A very important question to ask.
Should the US make medical gloves?
Looks like most/all manufacturing happens in the SEA/China, so I can see the logic that it could be considered a military risk for it to not be manufactured/possibility to scale manufacturing in America.
Someone already decided US should. The important question is whether 1B should have gotten the job done, and if not... is it matter of throwing good $$$ after bad $$$... or is it just bad sign 1B wasn't enough.
Making them? Not in the least. But being capable of making them? It's a must, be it gloves, EVs, semis, or screws.
The USA can make anything if there’s money in it. Right now, I just don’t think there’s any.
The more important part is how to make people who ask this question a permanent pariahs?
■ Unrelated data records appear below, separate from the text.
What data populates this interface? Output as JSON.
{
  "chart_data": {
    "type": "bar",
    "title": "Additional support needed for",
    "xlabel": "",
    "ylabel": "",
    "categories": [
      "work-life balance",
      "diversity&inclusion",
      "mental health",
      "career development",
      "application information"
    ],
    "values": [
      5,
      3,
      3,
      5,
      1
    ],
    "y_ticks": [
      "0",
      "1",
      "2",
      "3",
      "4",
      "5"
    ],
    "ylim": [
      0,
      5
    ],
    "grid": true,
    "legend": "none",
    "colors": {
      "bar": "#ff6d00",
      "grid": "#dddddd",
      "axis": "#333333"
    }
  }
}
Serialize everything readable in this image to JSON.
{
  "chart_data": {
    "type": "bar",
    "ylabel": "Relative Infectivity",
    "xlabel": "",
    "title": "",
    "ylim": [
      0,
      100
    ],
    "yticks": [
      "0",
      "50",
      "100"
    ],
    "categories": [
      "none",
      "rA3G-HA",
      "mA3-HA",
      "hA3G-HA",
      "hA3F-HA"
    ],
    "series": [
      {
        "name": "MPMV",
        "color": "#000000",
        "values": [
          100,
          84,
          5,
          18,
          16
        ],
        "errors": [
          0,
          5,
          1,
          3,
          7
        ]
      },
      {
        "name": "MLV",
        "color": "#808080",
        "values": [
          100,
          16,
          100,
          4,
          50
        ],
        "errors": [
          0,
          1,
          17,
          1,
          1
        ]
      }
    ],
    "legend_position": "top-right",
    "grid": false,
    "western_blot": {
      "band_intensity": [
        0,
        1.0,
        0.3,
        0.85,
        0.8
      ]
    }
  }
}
Also what the cost is. If the US really wants to reshore this sort of work then it will become materially poorer.
The story says the US doesn't have the raw material(s): NBR. Not quite sure what that is.
nah, you can always import from friendly nations like Denmark, Spain, Canada, Mexico..
It should be able to. A country that can't, cannot hope to remain sovereign in anything but name, for long.
Asking this question only a handful of years after a global pandemic...
If the next pandemic is 50% deadly, not being able to make gloves is surely the canary in the coal mine proving we wouldn't be able to make any other PPE.
And no country can rely on another if it's do or die. Other blocs will keep to themselves.